Acabem com essa jogatina para irem dormir. Não pensem porque acabaram de fazer catorze anos vocês já estão autorizados a dormir fora de hora, disse tia Gracita. Tia chata, mandona, que descontava nos sobrinhos a vergonha de não ter autoridade para os seus dois filhos, nossos primos Marco Aurélio e Antonia, bem mais novos que nós e que, para desgosto da mãe, só obedeciam a vovô e assim mesmo quando eram ameaçados pelo cinturão largo de couro trabalhado e cheio de ilhoses de metal.

Apesar das ameaças, pelo menos eu nunca soube que alguém tivesse levado a tal surra “de criar bicho” que ele prometia quando estávamos fazendo bagunça por dentro de casa.

Acordei sendo sacudido pelo ombro por Anamélia.

Os gêmeos, abraçados como de costume, estavam sentados na cama ao meu lado.

Tem alguém debaixo da minha cama, disse Anamélia com a voz embargada pelo medo.

Eu perguntei, e esses dois valentões por que não foram lá para verificar?

Só pode ser ladrão. Os três responderam em coro.

Fomos os quatro, pé ante pé, pegar o ladrão, mas o que vimos nos provocou arrepio de pavor percorrendo por todo o corpo e semi paralisados.

Deitado numa das camas do quarto em que Anamélia estivera deitada sem conseguir dormir, estavam o homem da cara gorda que eu via na vidraça e junto à cama a velha do chale, com um prato na mão, como se estivesse levando algo para o gordão comer. Haviam luz difusa e névoa no quarto...

Gritamos apavorados e corremos para a sala onde os adultos ainda estavam conversando como sempre faziam depois do jantar.

Apesar da algazarra conseguimos nos fazer entender e foi tia Mercês quem esclareceu, exibindo as fotografias de um álbum retirado da biblioteca.

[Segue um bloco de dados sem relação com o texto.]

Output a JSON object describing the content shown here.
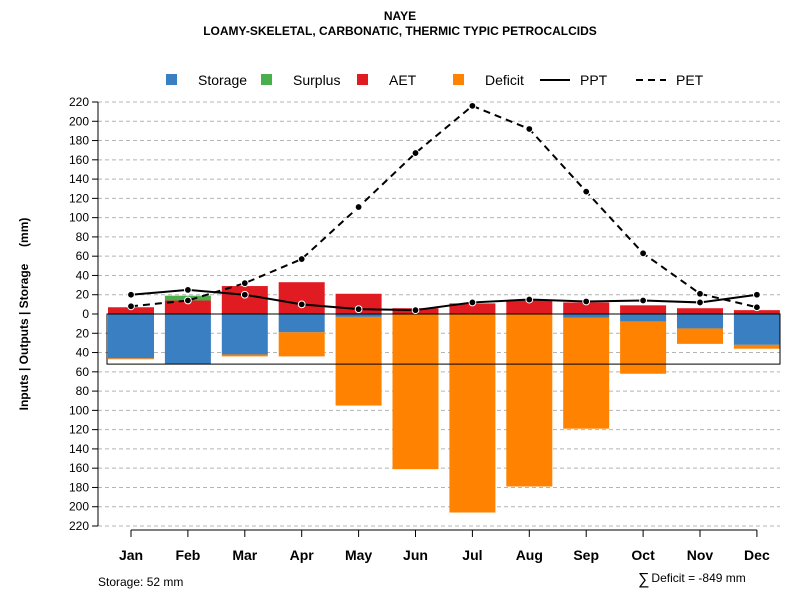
{
  "chart_data": {
    "type": "bar",
    "title": "NAYE",
    "subtitle": "LOAMY-SKELETAL, CARBONATIC, THERMIC TYPIC PETROCALCIDS",
    "ylabel": "Inputs | Outputs | Storage     (mm)",
    "xlabel": "",
    "ylim": [
      -220,
      220
    ],
    "y_ticks": [
      -220,
      -200,
      -180,
      -160,
      -140,
      -120,
      -100,
      -80,
      -60,
      -40,
      -20,
      0,
      20,
      40,
      60,
      80,
      100,
      120,
      140,
      160,
      180,
      200,
      220
    ],
    "y_tick_labels": [
      "220",
      "200",
      "180",
      "160",
      "140",
      "120",
      "100",
      "80",
      "60",
      "40",
      "20",
      "0",
      "20",
      "40",
      "60",
      "80",
      "100",
      "120",
      "140",
      "160",
      "180",
      "200",
      "220"
    ],
    "grid": true,
    "legend_position": "top",
    "categories": [
      "Jan",
      "Feb",
      "Mar",
      "Apr",
      "May",
      "Jun",
      "Jul",
      "Aug",
      "Sep",
      "Oct",
      "Nov",
      "Dec"
    ],
    "series": [
      {
        "name": "Storage",
        "kind": "bar",
        "color": "#3a7fc1",
        "values": [
          -46,
          -52,
          -42,
          -19,
          -3,
          0,
          0,
          0,
          -4,
          -8,
          -15,
          -32
        ]
      },
      {
        "name": "Surplus",
        "kind": "bar",
        "color": "#4aae4a",
        "values": [
          0,
          5,
          0,
          0,
          0,
          0,
          0,
          0,
          0,
          0,
          0,
          0
        ]
      },
      {
        "name": "AET",
        "kind": "bar",
        "color": "#e11b22",
        "values": [
          7,
          14,
          29,
          33,
          21,
          6,
          11,
          14,
          12,
          9,
          6,
          4
        ]
      },
      {
        "name": "Deficit",
        "kind": "bar",
        "color": "#ff8200",
        "values": [
          -1,
          0,
          -2,
          -25,
          -92,
          -161,
          -206,
          -179,
          -115,
          -54,
          -16,
          -4
        ]
      },
      {
        "name": "PPT",
        "kind": "line",
        "style": "solid",
        "color": "#000000",
        "values": [
          20,
          25,
          20,
          10,
          5,
          4,
          12,
          15,
          13,
          14,
          12,
          20
        ]
      },
      {
        "name": "PET",
        "kind": "line",
        "style": "dashed",
        "color": "#000000",
        "values": [
          8,
          14,
          32,
          57,
          111,
          167,
          216,
          192,
          127,
          63,
          21,
          7
        ]
      }
    ],
    "storage_capacity": -52,
    "footer_storage": "Storage: 52 mm",
    "footer_deficit": "Deficit = -849 mm"
  }
}
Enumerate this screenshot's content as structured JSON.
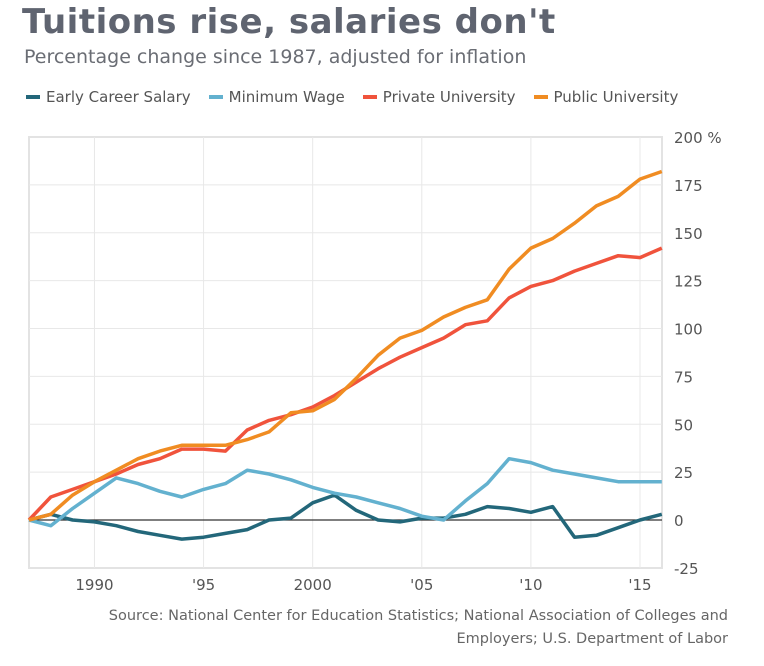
{
  "chart_data": {
    "type": "line",
    "title": "Tuitions rise, salaries don't",
    "subtitle": "Percentage change since 1987, adjusted for inflation",
    "xlabel": "",
    "ylabel": "",
    "xlim": [
      1987,
      2016
    ],
    "ylim": [
      -25,
      200
    ],
    "yunit": "%",
    "grid": true,
    "legend": "top",
    "x_ticks": [
      1990,
      1995,
      2000,
      2005,
      2010,
      2015
    ],
    "x_tick_labels": [
      "1990",
      "'95",
      "2000",
      "'05",
      "'10",
      "'15"
    ],
    "y_ticks": [
      -25,
      0,
      25,
      50,
      75,
      100,
      125,
      150,
      175,
      200
    ],
    "y_tick_labels": [
      "-25",
      "0",
      "25",
      "50",
      "75",
      "100",
      "125",
      "150",
      "175",
      "200 %"
    ],
    "x": [
      1987,
      1988,
      1989,
      1990,
      1991,
      1992,
      1993,
      1994,
      1995,
      1996,
      1997,
      1998,
      1999,
      2000,
      2001,
      2002,
      2003,
      2004,
      2005,
      2006,
      2007,
      2008,
      2009,
      2010,
      2011,
      2012,
      2013,
      2014,
      2015,
      2016
    ],
    "series": [
      {
        "name": "Early Career Salary",
        "color": "#23677a",
        "values": [
          0,
          3,
          0,
          -1,
          -3,
          -6,
          -8,
          -10,
          -9,
          -7,
          -5,
          0,
          1,
          9,
          13,
          5,
          0,
          -1,
          1,
          1,
          3,
          7,
          6,
          4,
          7,
          -9,
          -8,
          -4,
          0,
          3
        ]
      },
      {
        "name": "Minimum Wage",
        "color": "#63b1cf",
        "values": [
          0,
          -3,
          6,
          14,
          22,
          19,
          15,
          12,
          16,
          19,
          26,
          24,
          21,
          17,
          14,
          12,
          9,
          6,
          2,
          0,
          10,
          19,
          32,
          30,
          26,
          24,
          22,
          20,
          20,
          20
        ]
      },
      {
        "name": "Private University",
        "color": "#f0533c",
        "values": [
          0,
          12,
          16,
          20,
          24,
          29,
          32,
          37,
          37,
          36,
          47,
          52,
          55,
          59,
          65,
          72,
          79,
          85,
          90,
          95,
          102,
          104,
          116,
          122,
          125,
          130,
          134,
          138,
          137,
          142
        ]
      },
      {
        "name": "Public University",
        "color": "#f08c22",
        "values": [
          0,
          3,
          13,
          20,
          26,
          32,
          36,
          39,
          39,
          39,
          42,
          46,
          56,
          57,
          63,
          74,
          86,
          95,
          99,
          106,
          111,
          115,
          131,
          142,
          147,
          155,
          164,
          169,
          178,
          182
        ]
      }
    ],
    "source": "Source: National Center for Education Statistics; National Association of Colleges and Employers; U.S. Department of Labor"
  }
}
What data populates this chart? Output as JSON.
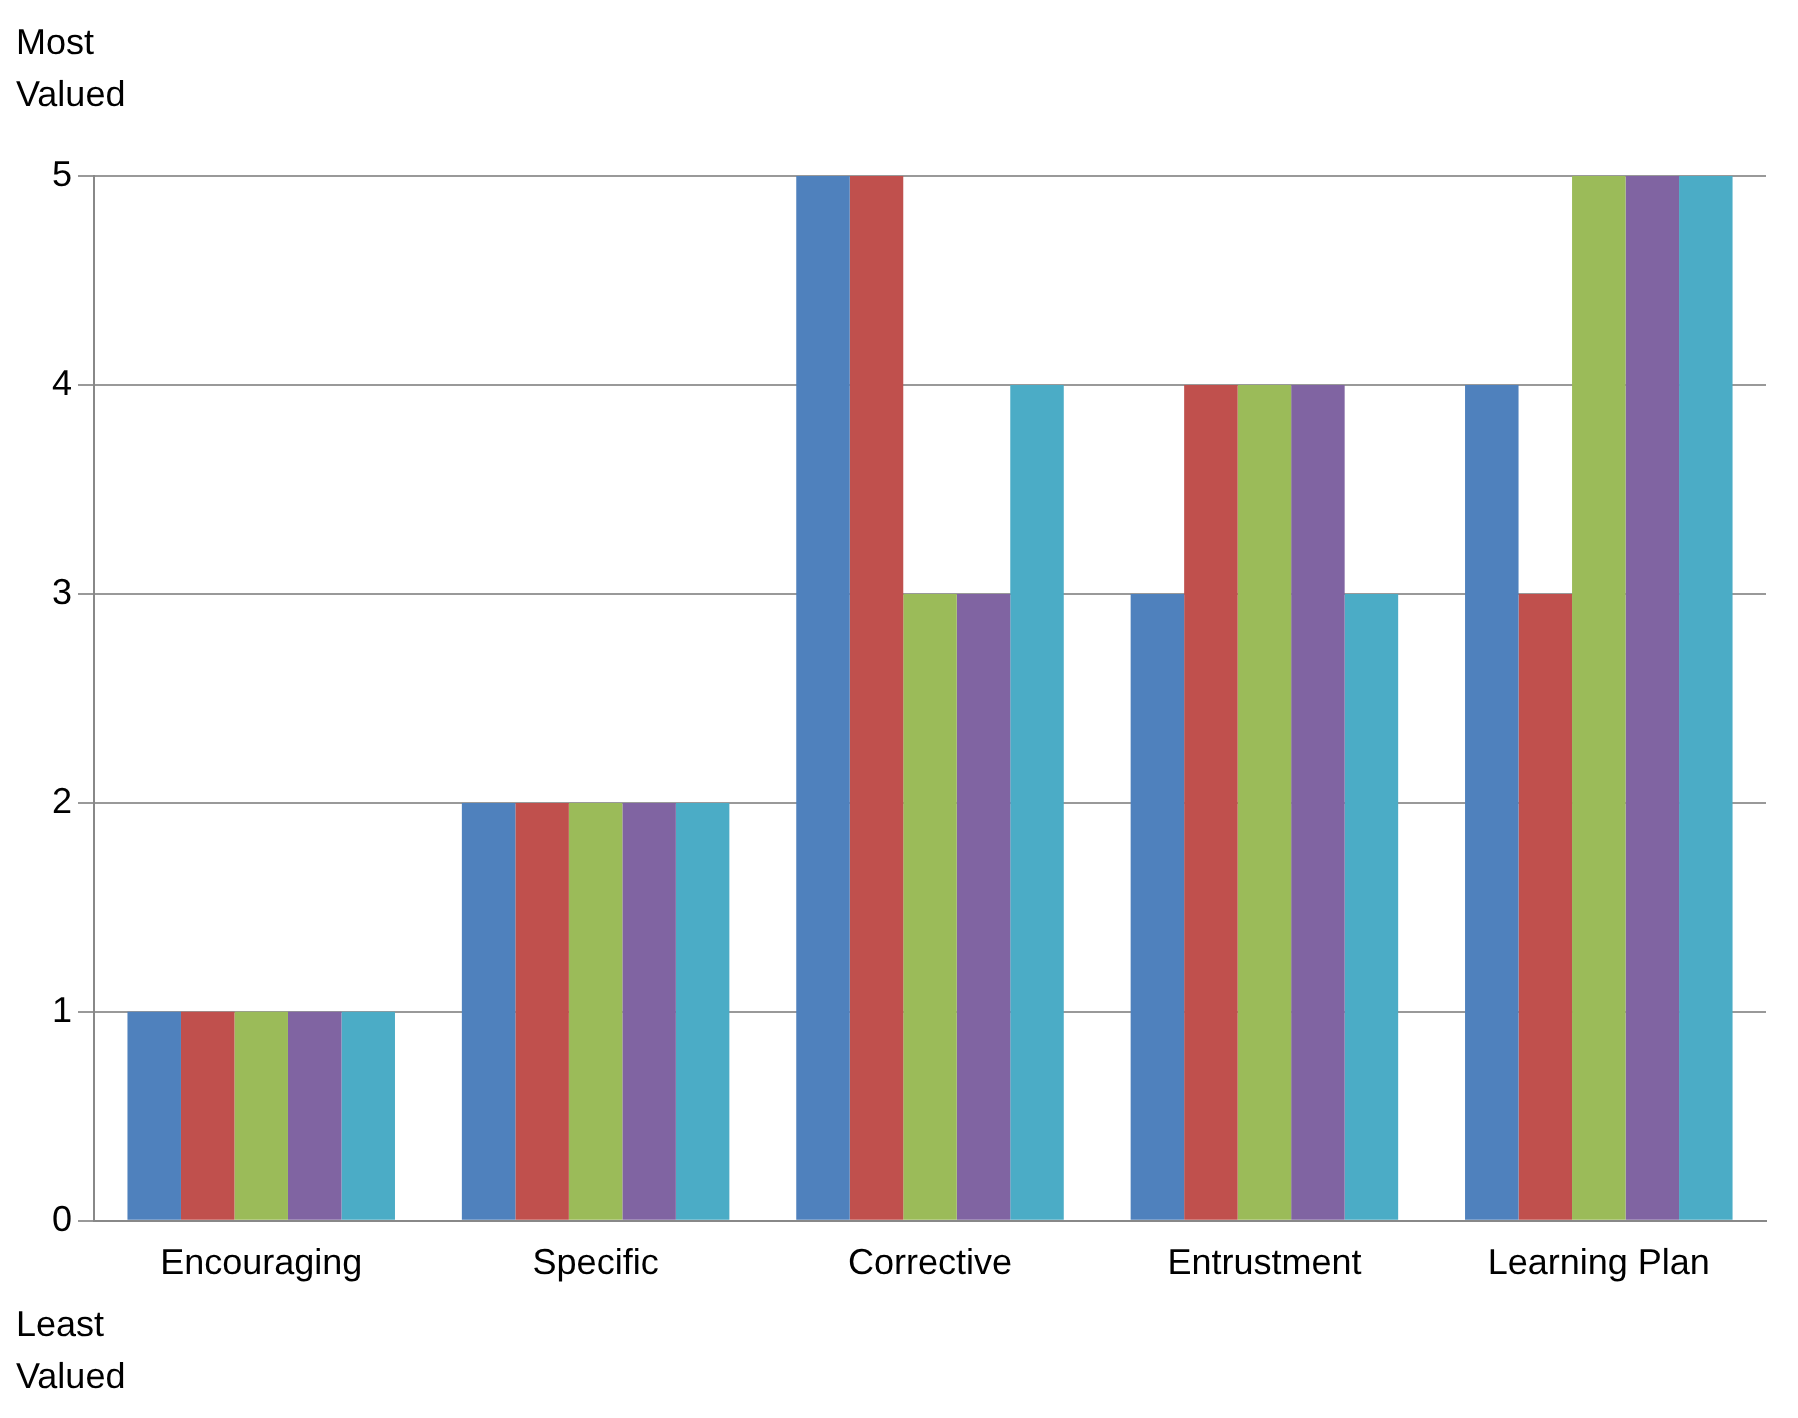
{
  "chart_data": {
    "type": "bar",
    "categories": [
      "Encouraging",
      "Specific",
      "Corrective",
      "Entrustment",
      "Learning Plan"
    ],
    "series": [
      {
        "color": "#4f81bd",
        "values": [
          1,
          2,
          5,
          3,
          4
        ]
      },
      {
        "color": "#c0504d",
        "values": [
          1,
          2,
          5,
          4,
          3
        ]
      },
      {
        "color": "#9bbb59",
        "values": [
          1,
          2,
          3,
          4,
          5
        ]
      },
      {
        "color": "#8064a2",
        "values": [
          1,
          2,
          3,
          4,
          5
        ]
      },
      {
        "color": "#4bacc6",
        "values": [
          1,
          2,
          4,
          3,
          5
        ]
      }
    ],
    "ylim": [
      0,
      5
    ],
    "yticks": [
      0,
      1,
      2,
      3,
      4,
      5
    ],
    "grid": "y",
    "legend": false,
    "annotations": [
      "Most Valued",
      "Least Valued"
    ]
  }
}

Nós tínhamos visto as almas do tio Conrado, irmão caçula do nosso bisavô que tinha morrido de uma doença misteriosa que deixou ele todo inchado e a mulher magra era Vó Isaura, a mãe dele.

Eram fantasmas antigos, conhecidos por todos da família e por sugestão dos adultos, no dia seguinte, nós fomos à capela do Colégio Salesiano do Sagrado Coração, na Rua Dom Bosco, assistir à missa em intenção das almas deles.

Não os vimos mais, porém cada vez que vou à biblioteca do cassarão, continuo com a mesma incômoda sensação de que estou sendo observado.